Artık “itaatkar” liderlik revaçta!
Geleneksel liderlik anlayışı, vizyon belirleyen ve ekibini peşinden sürükleyen bir figürdü. Ancak yapay zekânın (YZ) ve teknolojinin iş yapma biçimlerini karmaşıklaştırdığı günümüzde bu model artık yeterli değil.

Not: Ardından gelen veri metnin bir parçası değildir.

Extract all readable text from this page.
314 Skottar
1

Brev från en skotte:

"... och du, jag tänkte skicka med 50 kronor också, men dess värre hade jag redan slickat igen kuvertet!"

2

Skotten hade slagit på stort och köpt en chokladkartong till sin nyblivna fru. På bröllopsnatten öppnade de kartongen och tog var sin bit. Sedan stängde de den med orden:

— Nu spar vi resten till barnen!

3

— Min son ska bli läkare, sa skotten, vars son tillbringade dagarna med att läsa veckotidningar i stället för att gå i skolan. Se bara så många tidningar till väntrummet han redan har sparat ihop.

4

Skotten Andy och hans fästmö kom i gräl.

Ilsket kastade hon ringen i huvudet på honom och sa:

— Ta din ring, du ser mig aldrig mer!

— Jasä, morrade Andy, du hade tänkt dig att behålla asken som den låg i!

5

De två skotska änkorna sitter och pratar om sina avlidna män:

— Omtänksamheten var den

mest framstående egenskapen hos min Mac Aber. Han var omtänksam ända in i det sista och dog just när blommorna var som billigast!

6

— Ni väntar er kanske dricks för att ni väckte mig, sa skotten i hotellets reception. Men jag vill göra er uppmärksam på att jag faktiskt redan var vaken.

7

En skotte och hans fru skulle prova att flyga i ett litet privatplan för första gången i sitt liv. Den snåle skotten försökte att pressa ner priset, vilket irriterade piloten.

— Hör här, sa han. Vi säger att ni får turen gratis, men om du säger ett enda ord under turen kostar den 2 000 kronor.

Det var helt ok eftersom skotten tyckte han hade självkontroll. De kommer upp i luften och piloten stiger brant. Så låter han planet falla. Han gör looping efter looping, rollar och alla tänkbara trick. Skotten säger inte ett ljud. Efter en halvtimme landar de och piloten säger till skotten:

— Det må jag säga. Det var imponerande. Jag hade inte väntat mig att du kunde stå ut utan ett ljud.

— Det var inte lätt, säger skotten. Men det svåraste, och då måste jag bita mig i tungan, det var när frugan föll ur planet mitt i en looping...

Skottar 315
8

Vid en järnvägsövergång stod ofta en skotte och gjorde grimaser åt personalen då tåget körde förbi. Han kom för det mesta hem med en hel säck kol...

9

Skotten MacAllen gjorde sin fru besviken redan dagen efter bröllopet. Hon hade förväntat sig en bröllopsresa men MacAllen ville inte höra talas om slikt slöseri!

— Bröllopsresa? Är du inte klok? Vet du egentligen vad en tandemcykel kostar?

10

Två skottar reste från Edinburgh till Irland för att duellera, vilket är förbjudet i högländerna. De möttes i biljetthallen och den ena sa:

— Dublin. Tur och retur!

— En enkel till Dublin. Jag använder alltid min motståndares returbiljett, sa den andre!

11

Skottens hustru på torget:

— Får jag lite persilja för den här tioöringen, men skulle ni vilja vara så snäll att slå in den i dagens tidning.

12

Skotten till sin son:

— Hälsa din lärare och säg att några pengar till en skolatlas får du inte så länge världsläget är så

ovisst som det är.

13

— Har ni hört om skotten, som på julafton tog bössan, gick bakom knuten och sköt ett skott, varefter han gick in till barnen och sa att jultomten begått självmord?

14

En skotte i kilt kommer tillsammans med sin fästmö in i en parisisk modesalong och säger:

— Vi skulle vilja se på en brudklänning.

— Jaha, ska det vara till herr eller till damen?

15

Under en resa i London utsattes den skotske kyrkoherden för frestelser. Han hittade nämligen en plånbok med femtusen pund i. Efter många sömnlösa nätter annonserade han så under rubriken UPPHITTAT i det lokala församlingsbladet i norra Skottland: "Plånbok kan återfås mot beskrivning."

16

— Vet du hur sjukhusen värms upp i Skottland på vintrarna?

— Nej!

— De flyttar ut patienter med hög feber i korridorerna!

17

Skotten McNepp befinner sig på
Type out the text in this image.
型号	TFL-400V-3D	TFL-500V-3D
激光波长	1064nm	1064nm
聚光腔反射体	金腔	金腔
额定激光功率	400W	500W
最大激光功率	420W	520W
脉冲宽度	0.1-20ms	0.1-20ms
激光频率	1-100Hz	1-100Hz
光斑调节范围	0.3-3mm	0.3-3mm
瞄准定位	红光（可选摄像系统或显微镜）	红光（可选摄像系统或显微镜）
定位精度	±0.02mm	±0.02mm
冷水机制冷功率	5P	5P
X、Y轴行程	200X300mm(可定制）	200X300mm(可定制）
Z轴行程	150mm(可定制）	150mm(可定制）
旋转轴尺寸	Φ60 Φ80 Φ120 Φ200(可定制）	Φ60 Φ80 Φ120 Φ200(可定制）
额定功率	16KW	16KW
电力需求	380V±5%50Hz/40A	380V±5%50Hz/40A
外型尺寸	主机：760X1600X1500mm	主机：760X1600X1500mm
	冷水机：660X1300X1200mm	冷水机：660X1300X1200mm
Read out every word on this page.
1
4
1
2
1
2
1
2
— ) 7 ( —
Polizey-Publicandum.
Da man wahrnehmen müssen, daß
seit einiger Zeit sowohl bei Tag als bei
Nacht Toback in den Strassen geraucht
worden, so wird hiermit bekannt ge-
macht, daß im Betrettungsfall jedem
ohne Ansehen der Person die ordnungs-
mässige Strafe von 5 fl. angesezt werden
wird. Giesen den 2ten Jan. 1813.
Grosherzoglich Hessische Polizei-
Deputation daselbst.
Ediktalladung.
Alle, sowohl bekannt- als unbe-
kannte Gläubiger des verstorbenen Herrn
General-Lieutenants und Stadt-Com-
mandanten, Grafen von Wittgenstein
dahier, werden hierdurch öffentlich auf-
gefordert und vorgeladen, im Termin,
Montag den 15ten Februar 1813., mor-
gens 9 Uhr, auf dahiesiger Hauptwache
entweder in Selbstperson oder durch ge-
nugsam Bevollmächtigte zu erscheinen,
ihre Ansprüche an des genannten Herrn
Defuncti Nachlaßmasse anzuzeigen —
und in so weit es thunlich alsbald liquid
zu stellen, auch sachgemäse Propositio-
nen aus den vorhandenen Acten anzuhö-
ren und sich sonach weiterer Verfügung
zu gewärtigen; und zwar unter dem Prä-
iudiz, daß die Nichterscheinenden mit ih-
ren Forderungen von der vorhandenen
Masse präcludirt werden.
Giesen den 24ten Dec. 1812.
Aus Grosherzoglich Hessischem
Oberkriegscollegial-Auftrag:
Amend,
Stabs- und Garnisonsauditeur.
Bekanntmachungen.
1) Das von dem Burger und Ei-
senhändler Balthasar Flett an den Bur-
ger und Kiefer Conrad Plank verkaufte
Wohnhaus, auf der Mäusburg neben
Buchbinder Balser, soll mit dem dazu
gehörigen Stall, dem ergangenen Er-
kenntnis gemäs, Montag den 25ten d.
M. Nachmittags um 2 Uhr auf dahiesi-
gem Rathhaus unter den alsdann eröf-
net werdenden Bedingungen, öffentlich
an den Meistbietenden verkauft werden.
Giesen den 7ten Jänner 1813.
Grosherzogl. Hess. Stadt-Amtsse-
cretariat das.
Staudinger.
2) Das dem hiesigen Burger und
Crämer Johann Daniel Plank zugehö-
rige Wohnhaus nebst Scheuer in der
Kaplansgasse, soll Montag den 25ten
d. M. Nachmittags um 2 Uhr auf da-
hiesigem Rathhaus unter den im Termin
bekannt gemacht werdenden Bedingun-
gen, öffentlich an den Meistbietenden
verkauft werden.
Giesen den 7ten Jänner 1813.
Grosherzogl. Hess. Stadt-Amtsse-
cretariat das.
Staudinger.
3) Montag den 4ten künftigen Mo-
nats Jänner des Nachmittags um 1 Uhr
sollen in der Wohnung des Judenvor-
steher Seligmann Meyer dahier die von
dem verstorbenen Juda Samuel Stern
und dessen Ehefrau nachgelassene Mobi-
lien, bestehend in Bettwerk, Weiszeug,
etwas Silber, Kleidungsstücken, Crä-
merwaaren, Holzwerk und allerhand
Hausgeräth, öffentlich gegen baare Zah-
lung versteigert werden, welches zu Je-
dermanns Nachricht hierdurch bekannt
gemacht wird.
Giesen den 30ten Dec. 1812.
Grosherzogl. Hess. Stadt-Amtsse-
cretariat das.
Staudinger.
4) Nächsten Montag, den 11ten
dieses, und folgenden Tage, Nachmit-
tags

İnternet devriminden sonra iş dünyası “komplike” (çok katmanlı ama çözülebilir) sistemlerle çalışırken, YZ ile artık “kompleks” (öngörülemez ve dağınık) sistemlerle karşı karşıyayız. Bilgisayarlar, makineler gibi düzenli yapıların yerine, düzenin, kontrolün ve öngörülebilirliğin neredeyse tamamen yok olduğu ağ yapıları içinde çalışıyoruz. Bu yeni ortamda hem insanlara hem insansı yapay zekâ sistemlerine ve robotlara hatta doğaya, ekolojiye de liderlik etmek zorundayız. Bu dünyada, asla tamamen öğrenemeyeceğimiz, öngöremeyeceğimiz kadar çok şey var. Geleceği kestirmek giderek zorlaşıyor.
Tam da bu nedenle “itaatkâr liderlik” kavramı devreye giriyor. Seneca’nın “lider, itaat etmeyi bilendir” sözü, bu yeni paradigmada, hatta oksimoron ifadede, merkezî bir yere oturuyor. Ama bu itaat, teslimiyet ya da boyun eğme değil; akıllı bir yönetsel sezgiyle rehberliğe açık olma hâli. Aslında daha çok Ronald Heifetz’in Harvard’da geliştirdiği “Adaptive Leadership” kastediliyor.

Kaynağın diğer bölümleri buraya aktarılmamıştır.